In genere la conoscenza di noi stessi passa attraverso la sperimentazione di noi, delle nostre competenze, conoscenze, abilità, dagli esiti che ne traiamo, ma ancora più dal confronto con gli altri.

Nel compiere questo, però, tendiamo a perdere di vista il fatto che ciascuno di noi è unico e come tale non confrontabile, non paragonabile, non soppesabile in alcun modo, specie nei confronti degli altri. Non esistono standard di misura oggettivi per gli individui con le loro irripetibili peculiarità.

Lo stesso Michael Jordan, grande campione di basket, ebbe modo di affermare che riuscì a conquistare il successo proprio perché aveva fallito più e più volte, non perché aveva sempre vinto.

Idem fece l’altrettanto famoso Thomas Edison, che ha inventato, tra l’altro, la lampadina a bulbo: lui non parlò di fallimento, ma di reperimento di oltre 10.000 modi che non funzionavano.

Questi sono piccoli esempi di esperienze in verità universali. La possibilità di superarle sta nel non  considerarle in modo personale, come qualcosa che accade solo a noi, per sventura, destino, caso, imperizia, o nostra presunta manchevolezza o limite, che sarebbe svilente, frustrante, usurante, stressante, nocivo per l’autostima e la fiducia in noi stessi, bensì come occasione preziosa per rafforzare sforzo, volontà, motivazione, dedizione, perseveranza, abilità, pazienza, precisione e per imparare qualcosa di costantemente nuovo.

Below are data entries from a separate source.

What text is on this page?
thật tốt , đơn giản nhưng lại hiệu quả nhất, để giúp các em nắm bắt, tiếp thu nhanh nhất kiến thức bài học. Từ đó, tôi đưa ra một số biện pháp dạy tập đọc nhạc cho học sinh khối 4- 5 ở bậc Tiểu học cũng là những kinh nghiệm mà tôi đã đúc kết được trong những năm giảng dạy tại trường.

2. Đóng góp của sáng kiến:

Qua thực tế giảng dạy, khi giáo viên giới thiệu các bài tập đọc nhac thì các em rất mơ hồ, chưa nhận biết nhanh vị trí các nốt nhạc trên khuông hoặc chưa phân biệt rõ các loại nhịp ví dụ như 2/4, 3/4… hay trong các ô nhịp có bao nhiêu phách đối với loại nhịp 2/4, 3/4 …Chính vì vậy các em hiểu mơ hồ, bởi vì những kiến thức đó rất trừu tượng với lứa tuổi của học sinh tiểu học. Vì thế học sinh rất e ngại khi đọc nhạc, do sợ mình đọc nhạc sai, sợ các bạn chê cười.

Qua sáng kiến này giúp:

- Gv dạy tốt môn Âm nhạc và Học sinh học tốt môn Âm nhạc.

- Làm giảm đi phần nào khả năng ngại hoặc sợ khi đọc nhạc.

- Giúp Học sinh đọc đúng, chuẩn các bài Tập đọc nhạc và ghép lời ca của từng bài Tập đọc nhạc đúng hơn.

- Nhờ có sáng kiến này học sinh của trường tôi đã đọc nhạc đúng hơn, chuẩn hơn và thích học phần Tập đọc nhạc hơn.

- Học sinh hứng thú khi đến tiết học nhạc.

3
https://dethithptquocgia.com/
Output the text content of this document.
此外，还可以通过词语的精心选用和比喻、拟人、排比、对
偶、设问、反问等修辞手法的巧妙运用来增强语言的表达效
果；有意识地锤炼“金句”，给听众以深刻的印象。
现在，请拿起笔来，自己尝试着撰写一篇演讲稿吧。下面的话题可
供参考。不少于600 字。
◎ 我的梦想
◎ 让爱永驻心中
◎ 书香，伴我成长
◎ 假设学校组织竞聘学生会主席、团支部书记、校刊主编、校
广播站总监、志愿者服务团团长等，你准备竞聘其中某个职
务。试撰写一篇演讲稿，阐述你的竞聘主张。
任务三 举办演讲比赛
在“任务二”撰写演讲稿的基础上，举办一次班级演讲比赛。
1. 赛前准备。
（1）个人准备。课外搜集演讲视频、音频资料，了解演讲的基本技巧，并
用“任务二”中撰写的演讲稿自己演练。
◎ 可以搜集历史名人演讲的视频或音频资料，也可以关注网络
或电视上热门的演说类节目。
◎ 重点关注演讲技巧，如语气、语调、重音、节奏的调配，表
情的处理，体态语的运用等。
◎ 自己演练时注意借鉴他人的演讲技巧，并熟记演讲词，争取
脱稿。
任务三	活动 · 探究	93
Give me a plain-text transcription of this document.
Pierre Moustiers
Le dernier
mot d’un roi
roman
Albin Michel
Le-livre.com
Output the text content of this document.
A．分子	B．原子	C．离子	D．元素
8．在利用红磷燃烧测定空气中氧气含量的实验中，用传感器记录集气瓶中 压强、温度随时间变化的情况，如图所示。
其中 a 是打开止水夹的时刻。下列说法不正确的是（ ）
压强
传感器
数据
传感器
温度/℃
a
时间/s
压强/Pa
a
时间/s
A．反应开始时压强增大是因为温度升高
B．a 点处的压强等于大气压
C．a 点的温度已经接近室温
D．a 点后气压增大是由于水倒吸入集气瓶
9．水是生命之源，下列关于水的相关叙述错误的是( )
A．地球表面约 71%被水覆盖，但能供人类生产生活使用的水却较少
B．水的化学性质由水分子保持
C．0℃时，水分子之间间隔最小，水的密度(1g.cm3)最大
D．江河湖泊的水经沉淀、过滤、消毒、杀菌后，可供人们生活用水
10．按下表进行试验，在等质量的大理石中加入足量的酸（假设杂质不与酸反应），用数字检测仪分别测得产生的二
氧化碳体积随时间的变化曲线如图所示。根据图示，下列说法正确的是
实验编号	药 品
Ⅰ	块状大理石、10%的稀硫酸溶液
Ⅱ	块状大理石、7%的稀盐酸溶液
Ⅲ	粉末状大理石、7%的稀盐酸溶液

2. Il fallimento costa molto

A volte siamo talmente terrorizzati e impietriti di fronte ad un possibile insuccesso che neppure iniziamo ad agire. Questo accade non solo perché talvolta non crediamo abbastanza in noi stessi, nelle nostre possibilità di riuscire, nei nostri talenti, ma anche perché sopravvalutiamo le conseguenze che potrebbero derivare da un insuccesso.

In genere siamo talmente convinti di tutto ciò che non lo mettiamo neppure lontanamente in discussione. Lo prendiamo per vero, assoldato, stabilito e radicato, da tempo, inscritto nell’ordine delle cose e delle tradizioni, e non ci poniamo alcun dubbio in merito.

Così facendo ci priviamo di importanti possibilità con le nostre stesse mani.

Rinunciare a qualcosa a priori è la vera, prima sconfitta e, forse con scarsa consapevolezza, ce la costruiamo con le nostre stesse mani. Restare nella posizione di partenza, sebbene ci faccia sentire relativamente sicuri, perché conosciamo la familiarità delle circostanze, che è protettiva, rassicurante, alla lunga può diventare imprigionante e limitarci fortemente.

Mettere in discussione le nostre convinzioni, ivi compresa la portata reale di un insuccesso può essere il primo passo proprio per evitarlo.

3. Fallire non arreca benefici

In genere quando pensiamo al concetto di fallimento, tendiamo a prendere in esame solo i lati negativi e i limiti di esso. Difficilmente, invece, ci focalizziamo sui vantaggi e i benefici che potrebbe apportare.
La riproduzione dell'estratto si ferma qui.